There is an old saying that says: “A woman is educated by her father but only a man is formed by a woman” and certainly, women take a lot from the character and forms of the father, he is our model as a man of how we should be treated, considered and respected, the father sets the standard for the daughter and in the case of the boys, the mother is the one who largely determines the way and the ways in which he will treat the women in his life, his mother is the parameter and the perfect measure.
Remember: The repetitive behaviors of the past tell us about the trends that will be in the future.
Pay close attention to these behaviors:
Calls you or happens to see you daily
If he is an adult man who continues to live with his mother or who is already independent, continues looking for her at all times, asks her constant opinion or seeks her approval for everything he does, the most likely thing is that we are talking about an insecure man, dependent on her mother to make decisions and whom she surely governs.

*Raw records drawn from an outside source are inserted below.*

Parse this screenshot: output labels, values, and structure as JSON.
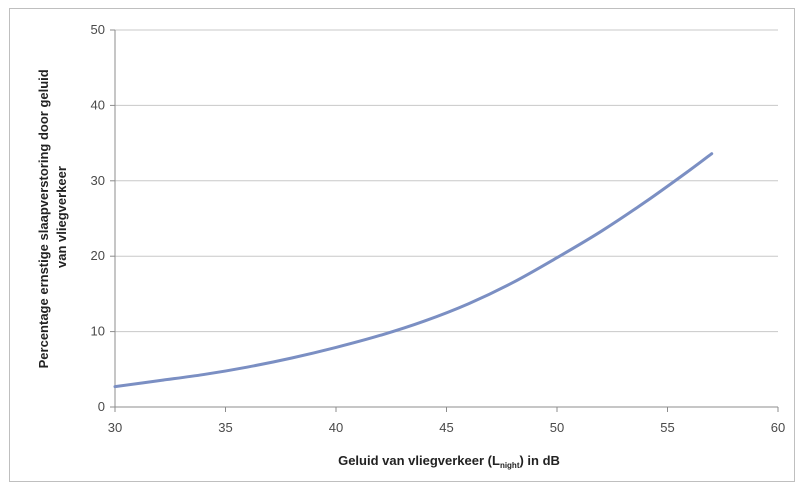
{
  "chart_data": {
    "type": "line",
    "title": "",
    "xlabel_parts": {
      "before": "Geluid van vliegverkeer (L",
      "sub": "night",
      "after": ") in dB"
    },
    "ylabel_lines": [
      "Percentage ernstige slaapverstoring door geluid",
      "van vliegverkeer"
    ],
    "xlim": [
      30,
      60
    ],
    "ylim": [
      0,
      50
    ],
    "xticks": [
      30,
      35,
      40,
      45,
      50,
      55,
      60
    ],
    "yticks": [
      0,
      10,
      20,
      30,
      40,
      50
    ],
    "grid": {
      "horizontal": true,
      "vertical": false
    },
    "legend": "none",
    "series": [
      {
        "color": "#7b8fc3",
        "x": [
          30,
          32,
          34,
          36,
          38,
          40,
          42,
          44,
          46,
          48,
          50,
          52,
          54,
          56,
          57
        ],
        "y": [
          2.7,
          3.5,
          4.3,
          5.3,
          6.5,
          7.9,
          9.5,
          11.4,
          13.7,
          16.5,
          19.8,
          23.3,
          27.2,
          31.4,
          33.6
        ]
      }
    ]
  }
}
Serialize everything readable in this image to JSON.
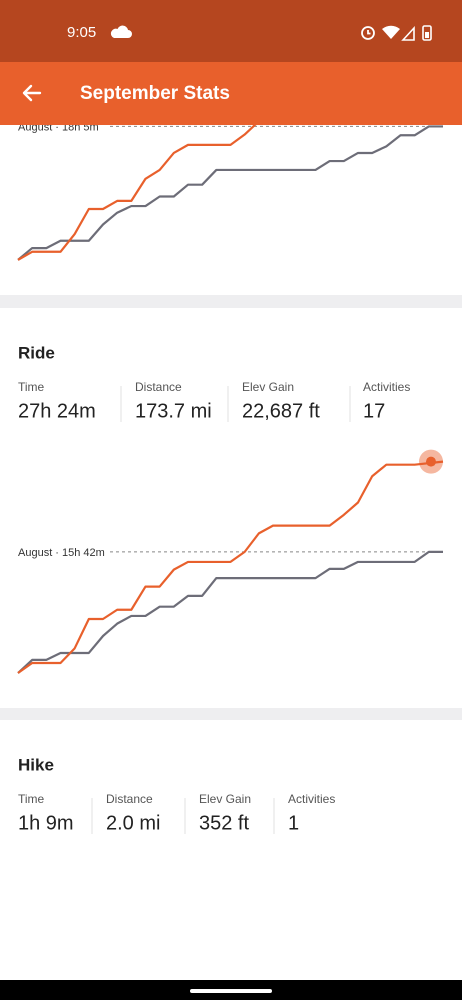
{
  "status_bar": {
    "time": "9:05"
  },
  "header": {
    "title": "September Stats"
  },
  "chart_data": [
    {
      "type": "line",
      "annotation": "August · 18h 5m",
      "xlim": [
        0,
        30
      ],
      "ylim": [
        -1.1,
        18.7
      ],
      "series": [
        {
          "color": "#6d6d78",
          "x": [
            0,
            1,
            2,
            3,
            5,
            6,
            7,
            8,
            9,
            10,
            11,
            12,
            13,
            14,
            21,
            22,
            23,
            24,
            25,
            26,
            27,
            28,
            29,
            30
          ],
          "values": [
            0,
            1.6,
            1.6,
            2.6,
            2.6,
            4.8,
            6.4,
            7.3,
            7.3,
            8.6,
            8.6,
            10.2,
            10.2,
            12.2,
            12.2,
            13.4,
            13.4,
            14.5,
            14.5,
            15.4,
            16.9,
            16.9,
            18.1,
            18.1
          ]
        },
        {
          "color": "#e8602c",
          "x": [
            0,
            1,
            3,
            4,
            5,
            6,
            7,
            8,
            9,
            10,
            11,
            12,
            15,
            16,
            17
          ],
          "values": [
            0,
            1.1,
            1.1,
            3.5,
            6.9,
            6.9,
            8.0,
            8.0,
            11.0,
            12.2,
            14.5,
            15.6,
            15.6,
            17.0,
            18.8
          ]
        }
      ]
    },
    {
      "type": "line",
      "annotation": "August · 15h 42m",
      "xlim": [
        0,
        30
      ],
      "ylim": [
        -2.2,
        30.2
      ],
      "series": [
        {
          "color": "#6d6d78",
          "x": [
            0,
            1,
            2,
            3,
            5,
            6,
            7,
            8,
            9,
            10,
            11,
            12,
            13,
            14,
            21,
            22,
            23,
            24,
            28,
            29,
            30
          ],
          "values": [
            0,
            1.7,
            1.7,
            2.6,
            2.6,
            4.8,
            6.4,
            7.4,
            7.4,
            8.6,
            8.6,
            10.0,
            10.0,
            12.3,
            12.3,
            13.5,
            13.5,
            14.4,
            14.4,
            15.7,
            15.7
          ]
        },
        {
          "color": "#e8602c",
          "x": [
            0,
            1,
            3,
            4,
            5,
            6,
            7,
            8,
            9,
            10,
            11,
            12,
            15,
            16,
            17,
            18,
            22,
            23,
            24,
            25,
            26,
            28,
            30
          ],
          "values": [
            0,
            1.3,
            1.3,
            3.2,
            7.0,
            7.0,
            8.2,
            8.2,
            11.2,
            11.2,
            13.4,
            14.4,
            14.4,
            15.7,
            18.1,
            19.1,
            19.1,
            20.5,
            22.1,
            25.5,
            27.0,
            27.0,
            27.4
          ]
        }
      ]
    }
  ],
  "sections": [
    {
      "title": "Ride",
      "stats": [
        {
          "label": "Time",
          "value": "27h 24m"
        },
        {
          "label": "Distance",
          "value": "173.7 mi"
        },
        {
          "label": "Elev Gain",
          "value": "22,687 ft"
        },
        {
          "label": "Activities",
          "value": "17"
        }
      ]
    },
    {
      "title": "Hike",
      "stats": [
        {
          "label": "Time",
          "value": "1h 9m"
        },
        {
          "label": "Distance",
          "value": "2.0 mi"
        },
        {
          "label": "Elev Gain",
          "value": "352 ft"
        },
        {
          "label": "Activities",
          "value": "1"
        }
      ]
    }
  ]
}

Her mother will be a challenge to conquer her because there will be no woman that she approves of since in her she will only find a rival who will take away her authority and dominion over her precious son.
Do you dare to live in your mother-in-law’s house or for her to live with you? Who will the gentleman pay more attention to, her mother or her wife?

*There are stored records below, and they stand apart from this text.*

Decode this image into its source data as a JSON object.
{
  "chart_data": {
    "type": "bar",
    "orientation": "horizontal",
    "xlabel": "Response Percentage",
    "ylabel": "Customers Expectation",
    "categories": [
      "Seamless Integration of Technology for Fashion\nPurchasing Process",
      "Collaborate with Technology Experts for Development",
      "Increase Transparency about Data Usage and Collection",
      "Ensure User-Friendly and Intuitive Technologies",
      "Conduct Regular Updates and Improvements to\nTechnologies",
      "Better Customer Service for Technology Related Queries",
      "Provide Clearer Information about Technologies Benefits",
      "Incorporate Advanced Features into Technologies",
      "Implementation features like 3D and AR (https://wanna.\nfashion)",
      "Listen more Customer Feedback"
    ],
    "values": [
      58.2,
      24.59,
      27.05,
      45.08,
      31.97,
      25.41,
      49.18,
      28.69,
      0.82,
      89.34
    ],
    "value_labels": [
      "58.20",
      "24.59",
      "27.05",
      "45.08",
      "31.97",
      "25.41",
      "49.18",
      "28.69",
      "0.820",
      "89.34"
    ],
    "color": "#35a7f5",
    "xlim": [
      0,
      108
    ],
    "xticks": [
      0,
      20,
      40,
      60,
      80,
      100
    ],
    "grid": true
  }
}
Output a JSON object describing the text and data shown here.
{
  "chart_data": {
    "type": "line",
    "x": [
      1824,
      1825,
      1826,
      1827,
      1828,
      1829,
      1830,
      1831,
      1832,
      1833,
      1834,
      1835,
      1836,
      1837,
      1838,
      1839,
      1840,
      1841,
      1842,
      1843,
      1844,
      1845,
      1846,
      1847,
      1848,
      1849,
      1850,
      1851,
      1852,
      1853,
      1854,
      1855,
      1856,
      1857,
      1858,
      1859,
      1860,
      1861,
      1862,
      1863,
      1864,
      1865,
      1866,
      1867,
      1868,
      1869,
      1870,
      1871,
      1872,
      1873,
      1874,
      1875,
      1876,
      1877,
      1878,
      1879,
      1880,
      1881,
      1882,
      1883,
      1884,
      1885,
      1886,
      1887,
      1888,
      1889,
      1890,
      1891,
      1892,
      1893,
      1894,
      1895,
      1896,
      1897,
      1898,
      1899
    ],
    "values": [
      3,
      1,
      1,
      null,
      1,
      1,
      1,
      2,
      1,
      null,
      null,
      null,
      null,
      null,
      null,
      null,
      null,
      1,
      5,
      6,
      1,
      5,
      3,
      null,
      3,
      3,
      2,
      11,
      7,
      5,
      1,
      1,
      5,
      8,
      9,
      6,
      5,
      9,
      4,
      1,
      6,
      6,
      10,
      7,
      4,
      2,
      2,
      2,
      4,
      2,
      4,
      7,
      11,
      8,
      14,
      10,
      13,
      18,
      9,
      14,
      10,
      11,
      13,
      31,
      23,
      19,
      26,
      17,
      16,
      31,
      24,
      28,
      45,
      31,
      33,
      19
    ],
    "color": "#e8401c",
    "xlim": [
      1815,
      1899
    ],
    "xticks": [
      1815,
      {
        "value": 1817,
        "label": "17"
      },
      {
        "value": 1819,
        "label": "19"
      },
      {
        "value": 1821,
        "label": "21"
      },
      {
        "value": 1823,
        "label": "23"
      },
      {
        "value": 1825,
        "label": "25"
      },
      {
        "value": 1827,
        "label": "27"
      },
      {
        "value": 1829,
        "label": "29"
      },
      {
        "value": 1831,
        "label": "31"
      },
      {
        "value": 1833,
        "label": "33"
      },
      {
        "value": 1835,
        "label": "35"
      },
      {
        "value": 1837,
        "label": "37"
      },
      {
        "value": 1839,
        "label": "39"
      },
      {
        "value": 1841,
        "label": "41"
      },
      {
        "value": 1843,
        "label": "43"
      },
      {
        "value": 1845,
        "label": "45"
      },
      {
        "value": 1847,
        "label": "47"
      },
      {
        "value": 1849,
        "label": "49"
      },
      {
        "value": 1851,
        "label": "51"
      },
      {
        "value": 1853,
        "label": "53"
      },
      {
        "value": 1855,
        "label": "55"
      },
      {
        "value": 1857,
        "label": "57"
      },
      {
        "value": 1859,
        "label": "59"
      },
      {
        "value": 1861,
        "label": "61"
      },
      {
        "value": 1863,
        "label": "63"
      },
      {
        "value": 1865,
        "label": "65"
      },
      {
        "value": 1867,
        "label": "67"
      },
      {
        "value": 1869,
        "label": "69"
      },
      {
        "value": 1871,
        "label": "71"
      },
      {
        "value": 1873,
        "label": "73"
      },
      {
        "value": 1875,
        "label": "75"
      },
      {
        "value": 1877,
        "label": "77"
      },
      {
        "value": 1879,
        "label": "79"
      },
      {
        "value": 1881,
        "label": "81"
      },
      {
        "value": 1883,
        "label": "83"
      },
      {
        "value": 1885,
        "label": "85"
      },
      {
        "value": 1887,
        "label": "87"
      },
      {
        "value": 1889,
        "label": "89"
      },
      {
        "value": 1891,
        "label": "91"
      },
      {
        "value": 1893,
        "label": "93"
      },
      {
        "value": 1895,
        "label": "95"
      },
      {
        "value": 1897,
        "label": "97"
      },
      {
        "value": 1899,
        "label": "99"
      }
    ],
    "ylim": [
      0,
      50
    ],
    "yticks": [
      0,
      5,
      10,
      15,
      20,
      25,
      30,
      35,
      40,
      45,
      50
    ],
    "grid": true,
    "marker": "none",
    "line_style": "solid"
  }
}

He never calls her or happens to see her
This is the totally opposite case: the son who does not remember that he has a mother. He is NOT a considerate man, sensitive to old age or her needs, therefore, it is most likely that you as a woman are not a priority in his life. If she who was the one who gave birth to him and raised him, imagine what awaits you.
Treats her badly
There are children who visit their mothers constantly, come to see them or call them on the phone, but all of them only to argue, disqualify and even insult the lady. It is true that not all moms are as good and self-sacrificing as they are supposed or we would like, but from there to a son treating his mother badly, insults, ignores or belittles her, it is something else, totally serious.

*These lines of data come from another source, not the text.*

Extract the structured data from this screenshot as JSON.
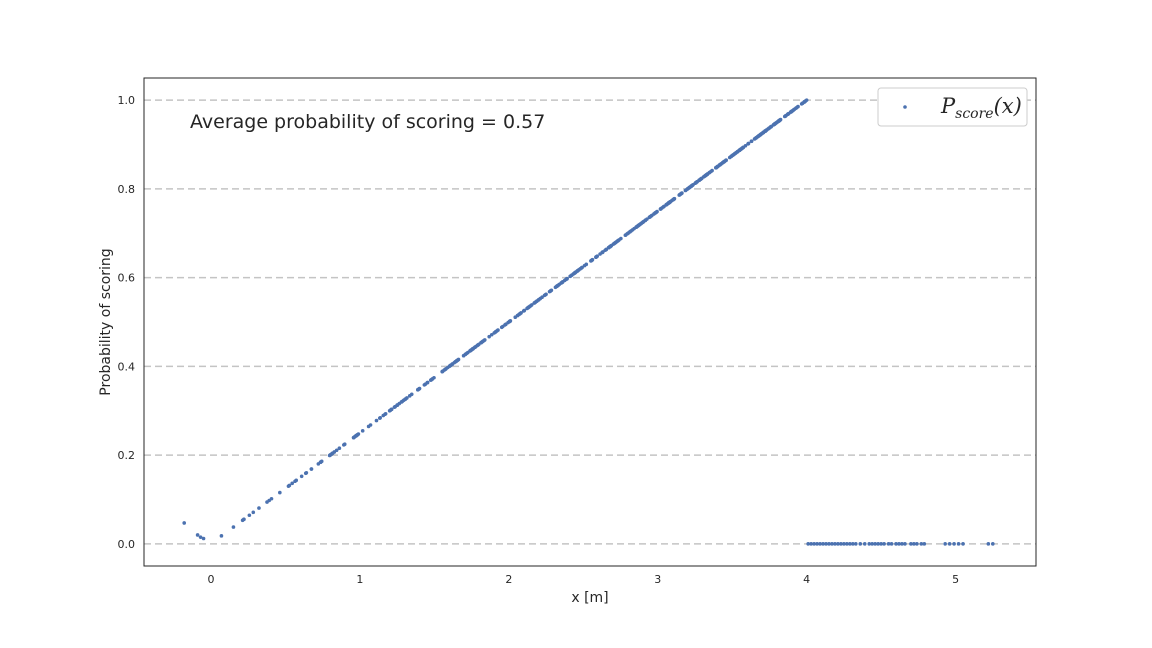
{
  "chart_data": {
    "type": "scatter",
    "title": "",
    "xlabel": "x [m]",
    "ylabel": "Probability of scoring",
    "xlim": [
      -0.45,
      5.54
    ],
    "ylim": [
      -0.05,
      1.05
    ],
    "xticks": [
      0,
      1,
      2,
      3,
      4,
      5
    ],
    "yticks": [
      0.0,
      0.2,
      0.4,
      0.6,
      0.8,
      1.0
    ],
    "ytick_labels": [
      "0.0",
      "0.2",
      "0.4",
      "0.6",
      "0.8",
      "1.0"
    ],
    "grid": "horizontal dashed",
    "legend_position": "upper-right",
    "annotation": "Average probability of scoring = 0.57",
    "series": [
      {
        "name": "P",
        "name_subscript": "score",
        "name_suffix": "(x)",
        "color": "#4c72b0",
        "segments": [
          {
            "kind": "points",
            "x": [
              -0.18,
              -0.09,
              -0.07,
              -0.05,
              0.07
            ],
            "y": [
              0.047,
              0.02,
              0.015,
              0.012,
              0.018
            ]
          },
          {
            "kind": "linear",
            "x_start": 0.14,
            "x_end": 4.0,
            "y_start": 0.035,
            "y_end": 1.0,
            "points": 520
          },
          {
            "kind": "points",
            "x": [
              4.01,
              4.03,
              4.05,
              4.07,
              4.09,
              4.11,
              4.13,
              4.15,
              4.17,
              4.19,
              4.21,
              4.23,
              4.25,
              4.27,
              4.29,
              4.31,
              4.33,
              4.36,
              4.39,
              4.42,
              4.44,
              4.46,
              4.48,
              4.5,
              4.52,
              4.55,
              4.57,
              4.6,
              4.62,
              4.64,
              4.66,
              4.7,
              4.72,
              4.74,
              4.77,
              4.79,
              4.93,
              4.96,
              4.99,
              5.02,
              5.05,
              5.22,
              5.25
            ],
            "y": [
              0,
              0,
              0,
              0,
              0,
              0,
              0,
              0,
              0,
              0,
              0,
              0,
              0,
              0,
              0,
              0,
              0,
              0,
              0,
              0,
              0,
              0,
              0,
              0,
              0,
              0,
              0,
              0,
              0,
              0,
              0,
              0,
              0,
              0,
              0,
              0,
              0,
              0,
              0,
              0,
              0,
              0,
              0
            ]
          }
        ]
      }
    ]
  }
}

Again, if he is capable of having these aggressive or violent behaviors with her, what can wait for you the day you make a mistake?
My mom is a saint
Having an idealized idea of mothers or thinking that she is a quasi miraculous and superior being and that there is no other woman at her height for her sacrifices and self-denial is cruelty towards all the other women that come across in the life of that man. why?
Because there will be none like her, they will all seem small to her, there will be comparisons and many disparagements. Think twice before marrying a man who thinks that her mother is not a human being with strengths and weaknesses.
My mom is the worst
Good! But we do not find one with the mother’s relationship! Any man who has such a negative concept of his mother, will think that they are all like her and no one will be able to give her their heart or trust because if she who should have loved him unconditionally did something wrong, the others are less than little.
By deciding on a man for your whole life and seeing him interact with his mother, you will be able to know how respectful or affectionate he is, how tolerant or aggressive towards the woman or how he can react with you.
Be prudent, be smart and never be blinded by love in such important and momentous decisions as marriage.